—Y su amigo, el padre Burela ¿por qué no le ayudó?
—No sé, estaba medio asustado, me parece.
Se sonrió, como diciendo, «uno y medio», y acariciando á uno de sus hijos que se echó sobre sus rodillas, exclamó :
—¡Ese toro!
Era el hijo que había defendido á la madre la noche antes.
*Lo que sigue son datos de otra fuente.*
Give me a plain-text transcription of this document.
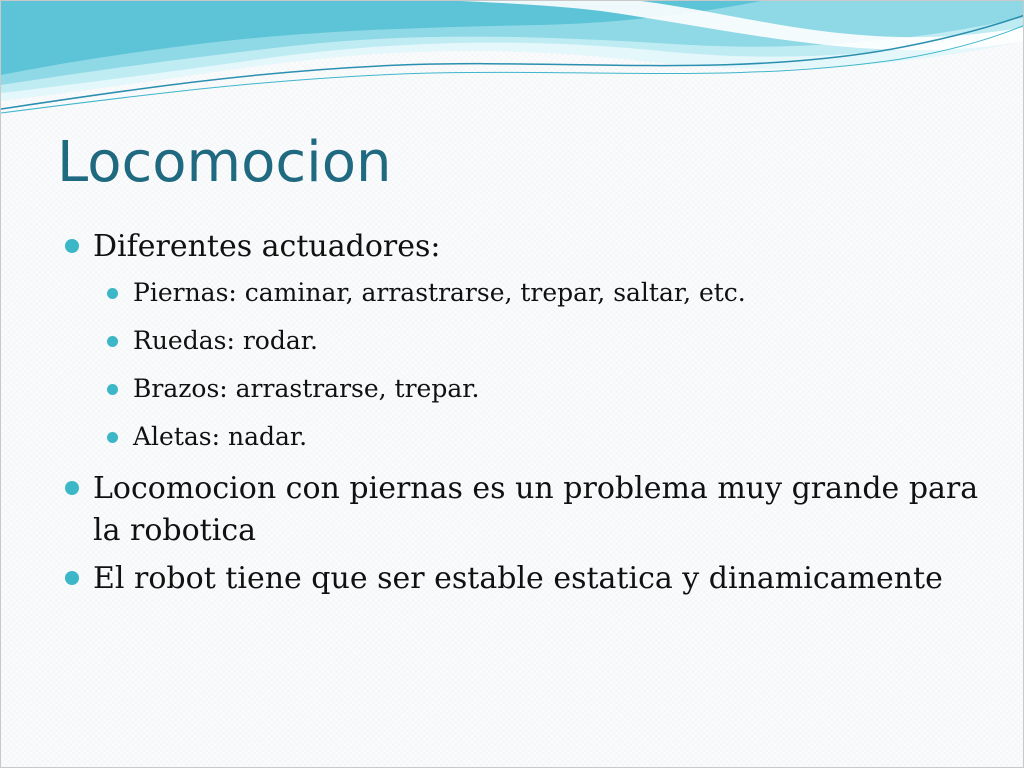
Locomocion
Diferentes actuadores:
Piernas: caminar, arrastrarse, trepar, saltar, etc.
Ruedas: rodar.
Brazos: arrastrarse, trepar.
Aletas: nadar.
Locomocion con piernas es un problema muy grande para la robotica
El robot tiene que ser estable estatica y dinamicamente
—Tiene muy buena cara—le dije.
—Pero no es bueno, ya me ha querido matar,—repuso, mirando al hijo con una mezcla de complacencia y admiración.
El indiecito entendía lo que su padre hablaba; pero no le prestaba atención.
Se desperezó, bostezó, se levantó, habló en la lengua y salió quebrándose como lo hacen sólo nuestros gauchos.
Mariano le siguió con la vista hasta la puerta del toldo, y volvió á repetir:
—¡Toro, hermano!
—¿Cuántos años tiene?
—Debe tener...—me hizo la seña de doce con las manos.
—Es muy chico todavía.
—Pero es gaucho ya.
Trajeron el almuerzo; era lo de siempre: puchero con choclos y zapallo, carne asada, de vaca y de yegua.
—Bueno, hermano—le dije,—yo pienso irme pronto para mandarle cuanto antes las raciones.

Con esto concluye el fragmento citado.